During the year Dr. Brock sought a home for the Center, she and Dr. Lettini also began work on a book to introduce moral injury to the general public, especially those identified in the TCCW report as needing to undertake work to address moral injury. On November 6, 2012, Beacon Press released their book Soul Repair: Recovering from Moral Injury After War. Four veterans, Camillo "Mac" Bica, Herman Keizer, Jr., Pamela Lightsey, and Camilo Mejía, generously allowed their stories of moral injury to be told. They maintain involvement with the Center by serving on its National Advisory Board. In addition to these veterans, Kevin Benderman, Tyler Boudreau, and Dweylon Fifer, who fought in Iraq, also provided book material.
The creation of the Soul Repair Center would not have been possible without the generous collaboration of many volunteers in Berkeley, New York City, and Washington DC. Soul Repair acknowledges many of them. In particular, Rev. Dr. Rebecca Ann Parker, President of Starr King School for the Ministry and board member of Faith Voices for the Common Good, offered ongoing institutional and personal support to this project and is now serving on the SRC National Advisory Board, and Ms. JoAnne Kagiwada, Chair of the Board of Faith Voices, along with members of the board, Mr. Amir Soltani and Rev. Jim Eller, provided guidance and support throughout the life of the project. In addition, Rev. Keizer has spent countless hours helping to assure a good home for the Center and reaching out to his extensive networks among veterans and people in military service to promote interest in moral injury.

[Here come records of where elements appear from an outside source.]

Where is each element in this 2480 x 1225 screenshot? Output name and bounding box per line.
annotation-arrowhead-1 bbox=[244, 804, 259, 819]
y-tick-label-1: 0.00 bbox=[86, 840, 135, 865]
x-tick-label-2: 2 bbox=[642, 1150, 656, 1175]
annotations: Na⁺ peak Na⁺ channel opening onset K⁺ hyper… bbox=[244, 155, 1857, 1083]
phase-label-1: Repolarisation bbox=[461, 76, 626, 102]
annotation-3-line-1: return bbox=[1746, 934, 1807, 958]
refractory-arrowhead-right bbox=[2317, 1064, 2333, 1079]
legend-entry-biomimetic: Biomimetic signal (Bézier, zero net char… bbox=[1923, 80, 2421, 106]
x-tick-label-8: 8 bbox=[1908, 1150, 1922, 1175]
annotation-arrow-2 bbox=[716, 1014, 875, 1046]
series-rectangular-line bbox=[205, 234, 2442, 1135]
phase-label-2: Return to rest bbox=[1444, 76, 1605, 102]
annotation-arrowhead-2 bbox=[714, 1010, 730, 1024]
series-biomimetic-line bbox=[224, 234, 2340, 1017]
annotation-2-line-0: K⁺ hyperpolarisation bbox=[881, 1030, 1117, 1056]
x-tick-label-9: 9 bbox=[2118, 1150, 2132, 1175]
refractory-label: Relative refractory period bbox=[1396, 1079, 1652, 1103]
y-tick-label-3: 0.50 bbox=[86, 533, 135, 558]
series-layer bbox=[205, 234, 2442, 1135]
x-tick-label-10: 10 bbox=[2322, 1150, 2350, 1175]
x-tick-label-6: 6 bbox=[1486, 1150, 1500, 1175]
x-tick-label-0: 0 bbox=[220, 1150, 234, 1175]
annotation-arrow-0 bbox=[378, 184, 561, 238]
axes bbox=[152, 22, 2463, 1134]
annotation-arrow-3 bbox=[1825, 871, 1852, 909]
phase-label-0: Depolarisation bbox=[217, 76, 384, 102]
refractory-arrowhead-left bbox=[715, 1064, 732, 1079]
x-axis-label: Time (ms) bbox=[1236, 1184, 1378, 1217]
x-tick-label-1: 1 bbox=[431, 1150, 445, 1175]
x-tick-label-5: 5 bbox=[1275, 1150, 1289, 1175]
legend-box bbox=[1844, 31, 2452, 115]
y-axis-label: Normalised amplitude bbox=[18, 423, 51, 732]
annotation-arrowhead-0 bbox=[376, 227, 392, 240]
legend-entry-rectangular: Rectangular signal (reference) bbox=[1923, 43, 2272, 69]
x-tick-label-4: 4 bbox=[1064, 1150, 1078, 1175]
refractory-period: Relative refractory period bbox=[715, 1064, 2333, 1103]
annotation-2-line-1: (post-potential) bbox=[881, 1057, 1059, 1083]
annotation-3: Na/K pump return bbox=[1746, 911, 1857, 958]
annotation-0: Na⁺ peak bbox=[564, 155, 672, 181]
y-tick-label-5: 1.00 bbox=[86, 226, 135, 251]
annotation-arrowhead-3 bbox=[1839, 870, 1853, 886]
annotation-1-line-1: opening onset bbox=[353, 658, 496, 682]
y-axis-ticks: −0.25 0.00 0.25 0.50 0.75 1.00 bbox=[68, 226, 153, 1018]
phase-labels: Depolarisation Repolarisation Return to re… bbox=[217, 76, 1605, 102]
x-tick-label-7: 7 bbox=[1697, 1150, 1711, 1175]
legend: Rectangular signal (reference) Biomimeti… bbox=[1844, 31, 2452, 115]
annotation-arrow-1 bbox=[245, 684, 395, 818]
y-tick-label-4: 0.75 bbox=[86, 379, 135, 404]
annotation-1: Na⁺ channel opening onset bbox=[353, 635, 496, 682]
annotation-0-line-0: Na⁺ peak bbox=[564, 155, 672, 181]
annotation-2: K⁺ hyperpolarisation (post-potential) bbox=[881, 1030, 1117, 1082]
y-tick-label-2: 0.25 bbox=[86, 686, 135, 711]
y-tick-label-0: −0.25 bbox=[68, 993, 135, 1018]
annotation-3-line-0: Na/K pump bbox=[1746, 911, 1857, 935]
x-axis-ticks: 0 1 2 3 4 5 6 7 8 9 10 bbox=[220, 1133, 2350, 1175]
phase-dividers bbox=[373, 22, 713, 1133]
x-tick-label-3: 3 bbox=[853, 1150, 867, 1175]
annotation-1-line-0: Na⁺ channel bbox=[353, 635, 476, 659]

In early 2012, Brite Divinity School accepted the invitation to become the home of the Soul Repair Center, which received a generous grant from the Lilly Endowment, Inc. in Indianapolis, IN, in March 2012. The offices opened on June 1 with Rev. Keizer and Dr. Brock as the Founding Co-Directors. The Rev. Dr. Coleman Baker joined the team on July 31 as Program Manager and Paula Monthie became the Administrative Assistant on August 20. The Center's official launch event was held on Nov 12.